La Dre Anisha Patel-Dunn, thérapeute, psychiatre en exercice et médecin-chef de LifeStance Health, dit qu’elle travaille souvent avec des personnes appartenant à des groupes minoritaires sous-représentés qui ont du mal à défendre ce qu’elles valent. Elle dit qu’une grande partie de ce qui se passe dans votre environnement et vos expériences peut affecter votre vision interne de ce que vous valez. Par exemple, si quelqu’un a grandi dans une culture où il était considéré comme irrespectueux de demander de l’argent et qu’il était pénalisé pour cela, ces souvenirs peuvent affecter sa capacité à croire qu’il mérite plus et à le demander.

«Avec nos minorités sous-représentées, je pense que c’est quelque chose qui est vraiment si profondément enraciné et enraciné. En tant que société, nous devons faire beaucoup de travail ici », a déclaré Patel-Dunn. « Il faut élever les gens. Vous devez leur donner la possibilité d’occuper des postes de direction, les payer bien pour cela et être équitables. Payez-les également.

Que ce soit en raison de votre sexe, de votre origine ethnique ou de votre race, le fait d’être traité comme moins que ce soit devient ce que vous savez, ce avec quoi vous avez grandi, une attente. Vous portez avec vous, dit Patel-Dunn, ces doutes : pourquoi devrais-je être mieux traité ? Pourquoi devrais-je être traité différemment ?

Selon Patel-Dunn, les personnes qui ont été victimes d’abus sont également susceptibles de sous-facturer, car elles peuvent être émotionnellement retardées dans les phases de développement de la croissance à partir de la période où elles ont été maltraitées.

« Il y a donc un impact sur la façon dont vous pensez que le monde vous voit et comment vous voyez le monde », a-t-elle déclaré. « Dans beaucoup de mes propres travaux, tant de gens viennent pour obtenir de l’aide et si souvent le thème est de ne pas se sentir validé, de ne pas se sentir apprécié. Ce qui se cache sous l’anxiété, c’est : « Qu’est-ce que les autres vont penser de moi ? Comment cela va-t-il être perçu ?’ C’est tellement important pour les gens.

L’isolement de la pige, ajoute-t-elle, accru par les blocages de Covid-19, peut rendre difficile pour d’autres voix de soutien et d’encouragement de traverser et de combattre l’histoire interne qui nous a été racontée sur notre valeur.

La cerise sur le gâteau est l’augmentation de l’incidence de la dépression pendant l’ère de Covid-19. Et devinez quoi : la dépression peut également vous amener à sous-charger.

« ​​Souvent, les personnes souffrant de dépression peuvent avoir un sentiment amplifié de sentiment d’insécurité, de remise en question, de ne pas se sentir motivées pour s’aider elles-mêmes », a déclaré Patel-Dunn. « Quand les gens se sentent déprimés, ils ne parlent pas pour eux-mêmes.
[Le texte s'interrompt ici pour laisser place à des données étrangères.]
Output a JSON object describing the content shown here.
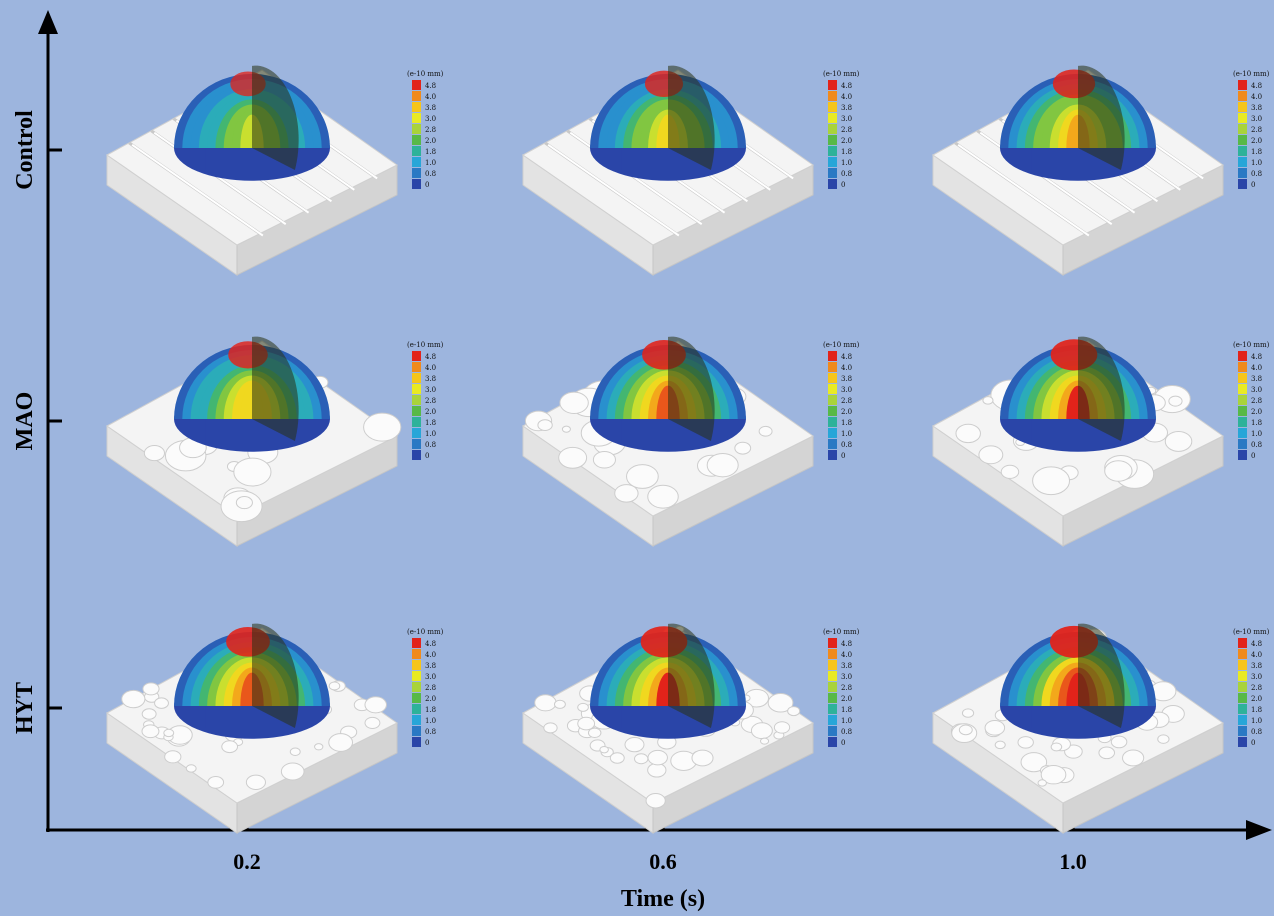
{
  "figure": {
    "x_axis": {
      "label": "Time (s)",
      "ticks": [
        "0.2",
        "0.6",
        "1.0"
      ]
    },
    "y_axis": {
      "rows": [
        "Control",
        "MAO",
        "HYT"
      ]
    },
    "legend": {
      "unit": "(e-10 mm)",
      "levels": [
        "4.8",
        "4.0",
        "3.8",
        "3.0",
        "2.8",
        "2.0",
        "1.8",
        "1.0",
        "0.8",
        "0"
      ],
      "colors": [
        "#e2231a",
        "#f08a1c",
        "#f6c51a",
        "#e9ea23",
        "#a9d33b",
        "#58b947",
        "#2eb29a",
        "#27a6d8",
        "#2a79c4",
        "#2a45a8"
      ]
    },
    "panels": [
      {
        "row": "Control",
        "time": "0.2",
        "surface": "grooved",
        "peak": 0.55
      },
      {
        "row": "Control",
        "time": "0.6",
        "surface": "grooved",
        "peak": 0.65
      },
      {
        "row": "Control",
        "time": "1.0",
        "surface": "grooved",
        "peak": 0.8
      },
      {
        "row": "MAO",
        "time": "0.2",
        "surface": "porous",
        "peak": 0.7
      },
      {
        "row": "MAO",
        "time": "0.6",
        "surface": "porous",
        "peak": 0.85
      },
      {
        "row": "MAO",
        "time": "1.0",
        "surface": "porous",
        "peak": 0.95
      },
      {
        "row": "HYT",
        "time": "0.2",
        "surface": "rough",
        "peak": 0.85
      },
      {
        "row": "HYT",
        "time": "0.6",
        "surface": "rough",
        "peak": 0.95
      },
      {
        "row": "HYT",
        "time": "1.0",
        "surface": "rough",
        "peak": 1.0
      }
    ],
    "colors": {
      "background": "#9db5de",
      "axis": "#000000",
      "substrate": "#f4f4f4"
    }
  }
}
Ils ont à peine l’énergie de sortir du lit et de faire les choses dont ils ont besoin.

L’isolement nous a coupés de la validation que nous pourrions obtenir d’aller au travail ou d’avoir des interactions sociales avec des amis et la famille, ce qui nous aide à croire en nous-mêmes et à nous défendre.

« Je pense donc que c’est quelque chose de si agréable », a déclaré Patel-Dunn, « c’est de pouvoir partager des expériences et d’essayer de s’entraider. »

Après avoir découvert toutes ces raisons pour lesquelles nous pouvons être sous-facturés, je n’ai plus aucun scrupule à être Random Lady Raise Your Rates. Il est trop important que ceux d’entre nous qui ont vu notre valeur intériorisée la reconstruire, il est trop probable que nous ne reconnaissions même pas à quel point elle a été endommagée en premier lieu et ce que cela nous coûte. Dans un pays qui offre si peu de filets de sécurité sociale, nous ne pouvons pas nous permettre de perdre le pouvoir de notre sagesse collective. Nous devons prendre soin les uns des autres pour pouvoir chacun prendre soin de nous-mêmes.